Semarang, Idola, 92.6 FM – Jelang Pelaksanaan Pemilihan Wali Kota dan Wakil Wali Kota (Pilwakot) Semarang 2020, Badan Pengawas Pemilu (Bawaslu) Kota Semarang mengajak Aliansi Organisasi Kepemudaan di Kota Semarang untuk melawan politik uang dan berita hoaks. Hal itu diwujudkan dalam “Deklarasi Aliansi Organisasi Kepemudaan Kota Semarang Lawan Politik Uang dan Berita Hoaks pada Pilkada 2020”, Kamis (07/11/2019) di Aula Gedung Nursing Research Center (NRC) Universitas Muhammadiyah Semarang (Unimus) Kedungmundu Tembalang Semarang.
Menurut Ketua Bawaslu Kota Semarang, Muhammad Amin, acara deklarasi menggandeng Aliansi Organisasi Kepemudaan se Kota Semarang yang dihimpun oleh DPD KNPI Kota Semarang. Tujuannya, membangun hubungan strategis Bawaslu Kota Semarang dengan Aliansi Organisasi sehingga dapat menjadi mitra dalam proses pengawasan partisipatif pelaksanaan pemilu tahun 2019 di Kota Semarang.
Melalui kegiatan ini, lanjut Amin, pihaknya berharap mampu meningkatkan kesadaran dan keaktifan generasi muda melalui organisasi yang digeluti sehingga meningkatkan jumlah pemilih dalam pelaksanaan Pilwakot 2020.
“Selain itu, juga meningkatkan kesadaran kaum muda sebagai generasi penerus dalam mengawal serta melawan politik uang dan berita-berita hoaks yang marak beredar di masyarakat,” ujar Amin. Selain Ketua Bawaslu Kota Semarang M Amin, beberapa komisioner Bawaslu Kota Semarang juga turut hadir yakni Naya Amin Zaini dan Oky Pitoyo Leksono.
Deklarasi dilakukan dengan pembacaan ikrar dan penandatanganan komitmen bersama oleh perwakilan organisasi kepemudaan yang hadir. Di antaranya, KNPI (Komite Nasional Pemuda Indonesia), FKPPI (Forum Komunikasi Putra-putri Purnawirawan TNI/Polri Indonesia), Sapma PP (Satuan Siswa, Pelajar dan Mahasiswa Pemuda Pancasila), GMKI (Gerakan Mahasiswa Kristen Indonesia, Pemuda Katolik, Pemuda Muhammadiyah, GP Ansor (Gerakan Pemuda Ansor), IPM (Ikatan Pelajar Muhammadiyah), IPNU (Ikatan Pelajar Nahdatul Ulama), GMNI (Gerakan Mahasiswa Nasional Indonesia), dan PMII (Pergerakan Mahasiswa Islam Indonesia).

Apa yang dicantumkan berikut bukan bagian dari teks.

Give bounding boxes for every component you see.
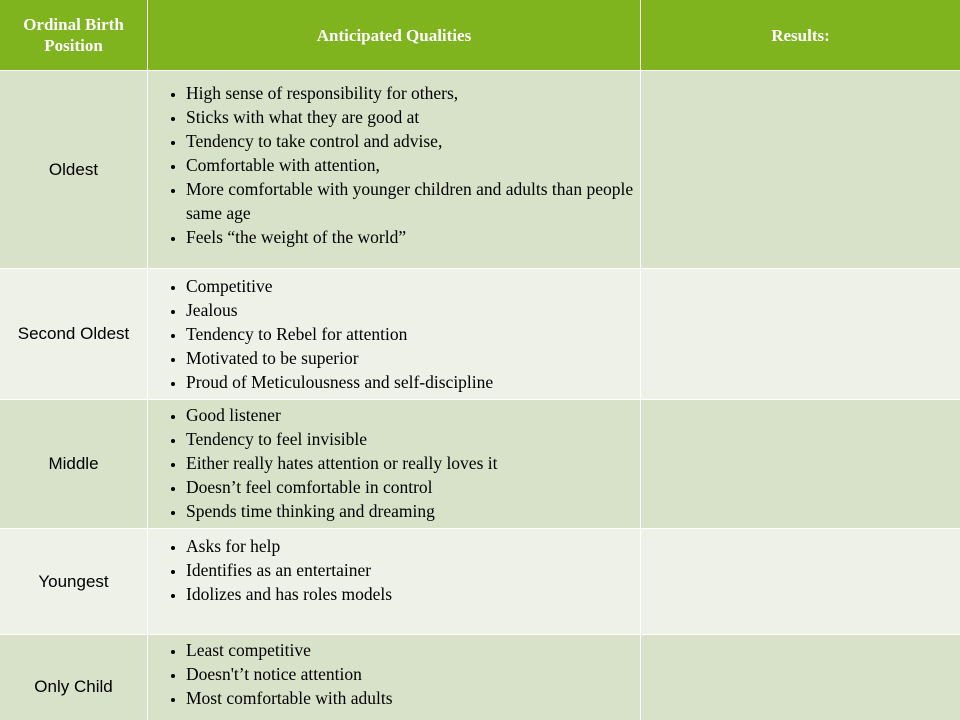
table-row-second-oldest [0,268,960,399]
quality-item: • Feels “the weight of the world” [186,225,640,249]
table-row-middle [0,399,960,528]
position-label: Second Oldest [0,269,148,399]
position-label: Middle [0,400,148,528]
qualities-list [148,81,640,249]
qualities-cell [148,71,641,268]
results-cell[interactable] [641,71,960,268]
table-row-youngest [0,528,960,634]
quality-item: • Motivated to be superior [186,346,640,370]
header-anticipated-qualities: Anticipated Qualities [148,0,641,70]
quality-item: • Tendency to Rebel for attention [186,322,640,346]
results-cell[interactable] [641,269,960,399]
position-label: Only Child [0,635,148,720]
qualities-list [148,534,640,606]
qualities-cell [148,529,641,634]
quality-item: • Identifies as an entertainer [186,558,640,582]
quality-item: • Tendency to feel invisible [186,427,640,451]
qualities-list [148,403,640,523]
position-label: Youngest [0,529,148,634]
quality-item: • More comfortable with younger children and adults than people same age [186,177,640,225]
results-cell[interactable] [641,635,960,720]
position-label: Oldest [0,71,148,268]
quality-item: • High sense of responsibility for others, [186,81,640,105]
qualities-list [148,274,640,394]
quality-item: • Proud of Meticulousness and self-discipline [186,370,640,394]
header-birth-position: Ordinal Birth Position [0,0,148,70]
results-cell[interactable] [641,529,960,634]
qualities-cell [148,269,641,399]
quality-item: • Doesn't’t notice attention [186,662,640,686]
table-row-oldest [0,70,960,268]
quality-item: • Competitive [186,274,640,298]
qualities-list [148,638,640,710]
quality-item: • Tendency to take control and advise, [186,129,640,153]
quality-item: • Spends time thinking and dreaming [186,499,640,523]
quality-item: • Jealous [186,298,640,322]
quality-item: • Asks for help [186,534,640,558]
quality-item: • Comfortable with attention, [186,153,640,177]
quality-item: • Either really hates attention or really loves it [186,451,640,475]
qualities-cell [148,400,641,528]
table-row-only-child [0,634,960,720]
table-header [0,0,960,70]
qualities-cell [148,635,641,720]
quality-item: • Sticks with what they are good at [186,105,640,129]
quality-item: • Good listener [186,403,640,427]
quality-item: • Idolizes and has roles models [186,582,640,606]
results-cell[interactable] [641,400,960,528]
quality-item: • Doesn’t feel comfortable in control [186,475,640,499]
quality-item: • Most comfortable with adults [186,686,640,710]
header-results: Results: [771,25,830,45]
quality-item: • Least competitive [186,638,640,662]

Lawan Hoaks dan Politik Uang Perlu Kesadaran Bersama
Sebelum deklarasi Bawaslu juga menggelar diskusi panel dengan menghadirkan narasumber Komisioner Bawaslu Provinsi Jawa Tengah Dr Sri Wahyu Ananingsih, Ketua KNPI Kota Semarang Choirul Awaludin, dan Sekretaris AJI Semarang Heri CS.
Menurut Ananingsih, pihaknya berharap dengan komitmen kaum muda melalui organisasi kepemudaan dan medianya bisa mengedukasi basis massanya terkait ancaman berita hoaks dan fenomena politik uang. Pendidikan politik sangat mendesak untuk terus digencarkan karena banyak masyarakat kita gampang terombang-ambing dengan berita hoaks. Proses demokrasi kerapkali terganggu dengan banyaknya berita hoaks.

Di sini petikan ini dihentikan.